Integrity First for America bills itself as “a nonpartisan nonprofit organization dedicated to holding those accountable who threaten longstanding principles of our democracy — including our country’s commitment to civil rights and equal justice.”

Spitalnick said in an interview before verdict that the violence was orchestrated and that accountability matters.

“Over the course of this trial, our plaintiffs presented overwhelming evidence that the violence was no accident, and that the extremists and hate groups responsible should be held accountable,” Spitalnick said. “It’s all the more crucial to illustrate that there will be consequences for violent hate at a moment of rising extremism and major threats to our democracy. Even before trial, this case imposed significant financial, legal and operational costs on the defendants for flagrantly flouting the rule of law. This trial has allowed our plaintiffs to tell the full, horrific story of Unite the Right — and exposed the hateful, violent tactics at the core of how the white supremacist movement operates.”

She said she was grateful for the bravery of those who came forward to sue.

“There are not sufficient words to describe the honor of supporting these courageous plaintiffs, who chose to relive their trauma to hold accountable those responsible.”

Plaintiff attorneys Roberta A. Kaplan and Karen L. Dunn echoed those thoughts in a statement that followed the verdict, saying their clients were injured because "they dared to stand up for their values.".

The Karsh Center co-hosted a Nov. 2 panel that discussed the trial’s implications, including hearing from UVA Law professors Leslie Kendrick ’06, an expert on First Amendment speech, and John C. Jeffries Jr. ’73, an expert on criminal law, constitutional law and federal courts.

The professors spoke about the niche area of law being invoked under the Civil Rights Act: 42 USC 1985(3). The provision is alternately referred to as the Ku Klux Klan Act of 1871. It permits citizens to bring civil claims against each other for denial of civil rights.

While the defendants argued that their words were constitutionally protected, Kendrick noted the difference between protected speech and conspiratorial planning during the talk.

“Conspiracy is inherently a crime that is speech-based, in most instances,” Kendrick said. “It's very hard to evidence agreement without relying on words, as evidence. Nevertheless, conspiracy is routinely prosecuted in courts across the nation without people giving it a second thought. Most conspiracy crimes don't even raise First Amendment concerns for the court, for the actors. Public defenders trying to defend someone on a drug conspiracy charges raising the First Amendment, in the vast majority of cases, would get laughed out of court.”

Jeffries observed that the white supremacists, some of them serving time, may not possess much in the form of financial assets, essentially making them “judgment-proof.” He expressed his view that their inability to fully pay, however, would be beside the point.

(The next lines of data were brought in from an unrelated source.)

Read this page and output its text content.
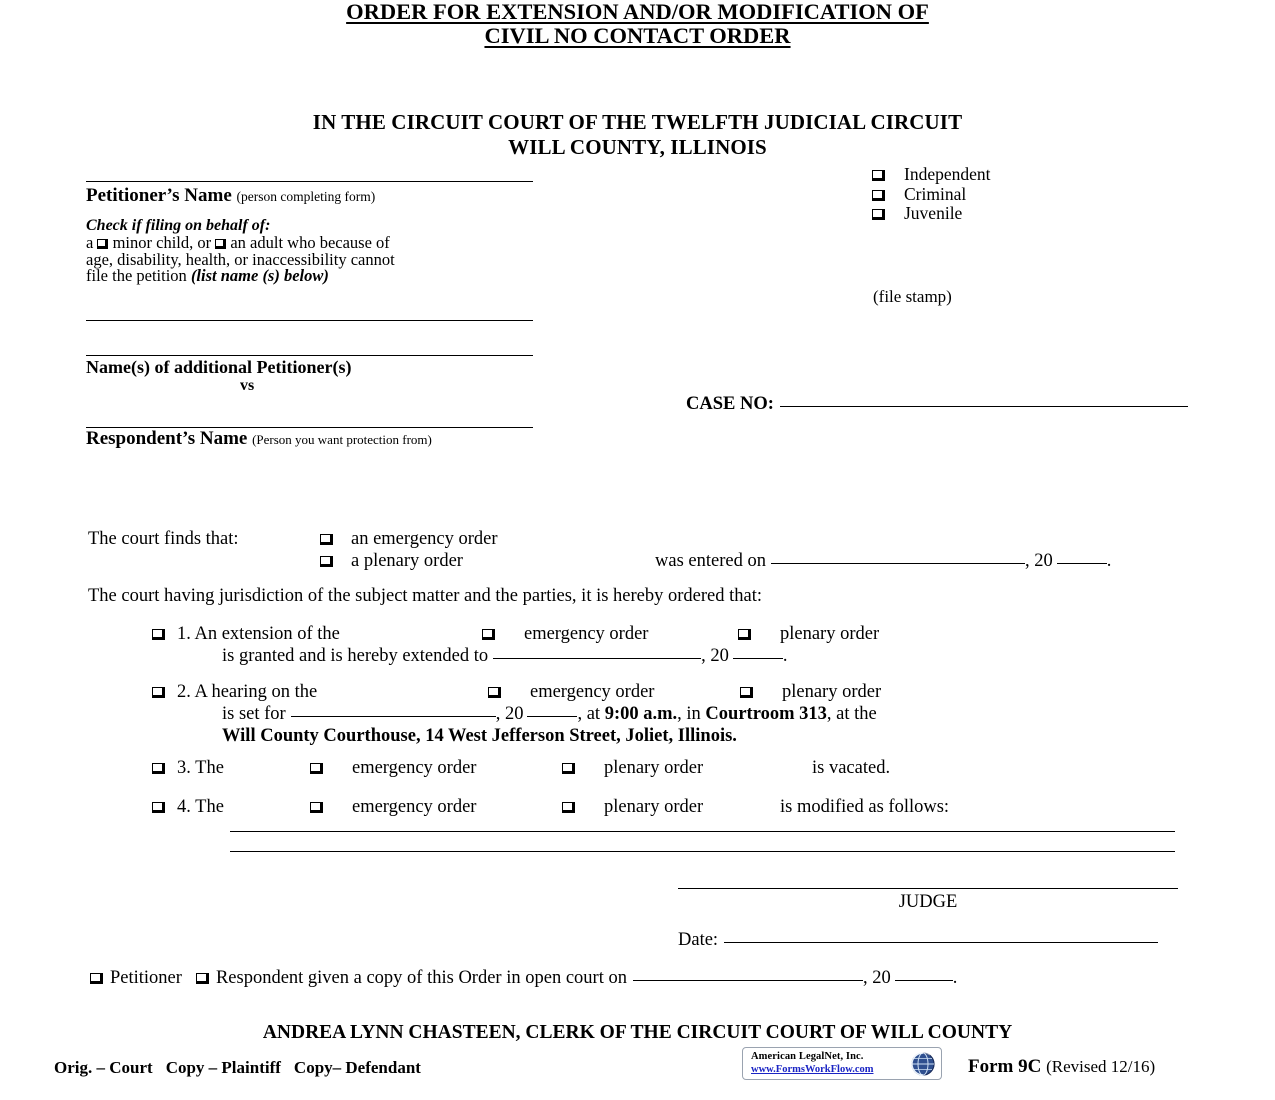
IN THE CIRCUIT COURT OF THE TWELFTH JUDICIAL CIRCUIT
WILL COUNTY, ILLINOIS
Petitioner’s Name (person completing form)
Check if filing on behalf of:
a minor child, or an adult who because of
age, disability, health, or inaccessibility cannot
file the petition (list name (s) below)
Name(s) of additional Petitioner(s)
vs
Respondent’s Name (Person you want protection from)
Independent
Criminal
Juvenile
(file stamp)
CASE NO:
ORDER FOR EXTENSION AND/OR MODIFICATION OF
CIVIL NO CONTACT ORDER
The court finds that:	an emergency order
a plenary order	was entered on	, 20	.
The court having jurisdiction of the subject matter and the parties, it is hereby ordered that:
1. An extension of the	emergency order	plenary order
is granted and is hereby extended to	, 20	.
2. A hearing on the	emergency order	plenary order
is set for	, 20	, at 9:00 a.m., in Courtroom 313, at the
Will County Courthouse, 14 West Jefferson Street, Joliet, Illinois.
3. The	emergency order	plenary order	is vacated.
4. The	emergency order	plenary order	is modified as follows:
JUDGE
Date:
Petitioner Respondent given a copy of this Order in open court on	, 20	.
ANDREA LYNN CHASTEEN, CLERK OF THE CIRCUIT COURT OF WILL COUNTY
Orig. – Court Copy – Plaintiff Copy– Defendant
American LegalNet, Inc.
www.FormsWorkFlow.com	Form 9C (Revised 12/16)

“Financially, this litigation, seems to me, likely to be a dry hole,” Jeffries said. “But as a public statement, as proof of the illegal intentions of the event organizers, as a way of laying to rest for good and all, any notion that these were, in President Trump's words, ‘good people,’ on the other side, this litigation may be crucially important.”

The court’s decision is subject to appeal.

Sines elaborated on her reasons for serving as plaintiff to the lawsuit in a 2018 interview with the Virginia Law Weekly.

“I never want anything like this to happen again,” she said. “No one should have to go through what the residents of Charlottesville have gone through this past year. I joined the lawsuit because black lives matter, because antisemitism is on the rise around the world and cannot be left unchecked, and because white supremacy is a disease. White supremacy will not go away by itself. And the fight against white supremacy must be waged everywhere — in our homes, in the voting booth, in our schools, the streets, and in the courts. Everywhere.”